# antique plate printing?



## nealjpage (Sep 23, 2005)

So I may have the oppertunity to produce prints from antique glass negitive plates that an aquaintance bought at an auction.  Are there any special steps to do this?  I know I've got to be careful--they're one of a kind (or at least I imagine they are) shots of buildings from our college campus that have been demoloished over the past hundered years or so.  Our darkroom has Besler 23 enlargers and so far I've only found negitive holders for 35mm film.  Do I need to find special holders or will this enlarger not work with glass plates?  Thanks.


----------



## ksmattfish (Sep 23, 2005)

How big are the plates?  A Beseler 23 isn't going to handle a plate much bigger than 3" x 3".   

I have seen prints that were enlarged from plates, but most examples of printing from plates that I run into are contact printed.

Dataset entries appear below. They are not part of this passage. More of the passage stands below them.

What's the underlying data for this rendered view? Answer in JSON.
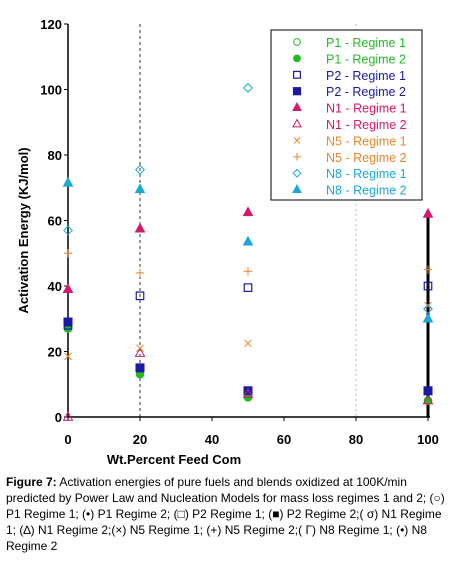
{
  "chart_data": {
    "type": "scatter",
    "title": "",
    "xlabel": "Wt.Percent Feed Com",
    "ylabel": "Activation Energy (KJ/mol)",
    "xlim": [
      0,
      100
    ],
    "ylim": [
      0,
      120
    ],
    "xticks": [
      0,
      20,
      40,
      60,
      80,
      100
    ],
    "yticks": [
      0,
      20,
      40,
      60,
      80,
      100,
      120
    ],
    "vertical_reference_lines": [
      20,
      80
    ],
    "legend_position": "top-right",
    "series": [
      {
        "name": "P1 - Regime 1",
        "marker": "circle-open",
        "color": "#22bb22",
        "points": [
          {
            "x": 0,
            "y": 27
          },
          {
            "x": 20,
            "y": 14
          },
          {
            "x": 50,
            "y": 6
          },
          {
            "x": 100,
            "y": 5
          }
        ]
      },
      {
        "name": "P1 - Regime 2",
        "marker": "circle-filled",
        "color": "#22bb22",
        "points": [
          {
            "x": 0,
            "y": 27
          },
          {
            "x": 20,
            "y": 13
          },
          {
            "x": 50,
            "y": 6
          },
          {
            "x": 100,
            "y": 5
          }
        ]
      },
      {
        "name": "P2 - Regime 1",
        "marker": "square-open",
        "color": "#1a1aa6",
        "points": [
          {
            "x": 0,
            "y": 28
          },
          {
            "x": 20,
            "y": 37
          },
          {
            "x": 50,
            "y": 39.5
          },
          {
            "x": 100,
            "y": 40
          }
        ]
      },
      {
        "name": "P2 - Regime 2",
        "marker": "square-filled",
        "color": "#1a1aa6",
        "points": [
          {
            "x": 0,
            "y": 29
          },
          {
            "x": 20,
            "y": 15
          },
          {
            "x": 50,
            "y": 8
          },
          {
            "x": 100,
            "y": 8
          }
        ]
      },
      {
        "name": "N1 - Regime 1",
        "marker": "triangle-filled",
        "color": "#d6186e",
        "points": [
          {
            "x": 0,
            "y": 39
          },
          {
            "x": 20,
            "y": 57.5
          },
          {
            "x": 50,
            "y": 62.5
          },
          {
            "x": 100,
            "y": 62
          }
        ]
      },
      {
        "name": "N1 - Regime 2",
        "marker": "triangle-open",
        "color": "#d6186e",
        "points": [
          {
            "x": 0,
            "y": 0
          },
          {
            "x": 20,
            "y": 19.5
          },
          {
            "x": 50,
            "y": 7
          },
          {
            "x": 100,
            "y": 5
          }
        ]
      },
      {
        "name": "N5 - Regime 1",
        "marker": "x",
        "color": "#e8852a",
        "points": [
          {
            "x": 0,
            "y": 18.5
          },
          {
            "x": 20,
            "y": 21
          },
          {
            "x": 50,
            "y": 22.5
          },
          {
            "x": 100,
            "y": 34
          }
        ]
      },
      {
        "name": "N5 - Regime 2",
        "marker": "plus",
        "color": "#e8852a",
        "points": [
          {
            "x": 0,
            "y": 50
          },
          {
            "x": 20,
            "y": 44
          },
          {
            "x": 50,
            "y": 44.5
          },
          {
            "x": 100,
            "y": 45
          }
        ]
      },
      {
        "name": "N8 - Regime 1",
        "marker": "diamond-open",
        "color": "#1aa8d8",
        "points": [
          {
            "x": 0,
            "y": 57
          },
          {
            "x": 20,
            "y": 75.5
          },
          {
            "x": 50,
            "y": 100.5
          },
          {
            "x": 100,
            "y": 33
          }
        ]
      },
      {
        "name": "N8 - Regime 2",
        "marker": "triangle-filled",
        "color": "#1aa8d8",
        "points": [
          {
            "x": 0,
            "y": 71.5
          },
          {
            "x": 20,
            "y": 69.5
          },
          {
            "x": 50,
            "y": 53.5
          },
          {
            "x": 100,
            "y": 30
          }
        ]
      }
    ]
  },
  "caption": {
    "label": "Figure 7:",
    "text": " Activation energies of pure fuels and blends oxidized at 100K/min predicted by Power Law and Nucleation Models for mass loss regimes 1 and 2; (○) P1 Regime 1; (•) P1 Regime 2; (□) P2 Regime 1; (■) P2 Regime 2;( σ) N1 Regime 1; (∆) N1 Regime 2;(×) N5 Regime 1; (+) N5 Regime 2;( Γ) N8 Regime 1; (•) N8 Regime 2"
  }
}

You can probably find some plate shooters over at apug.org.


----------



## nealjpage (Sep 23, 2005)

Hmm.  Not sure of the size.  I'll have to ask.  I guess I didn't think about contact printing.  I suppose that's easier--less risk of scratching them, right?


----------



## Hertz van Rental (Sep 23, 2005)

A lot of old glass plates are 5x4 and above so you don't really need to enlarge them.
You just have to be careful not to scratch the emulsion side. And watch out for breakage - some glass plates I have had experience with were only about 1.5mm thick.


----------



## nealjpage (Sep 29, 2005)

Were most of these plates used for contact printing originally?  Or did they use enlargers at the end of the 19th century?


----------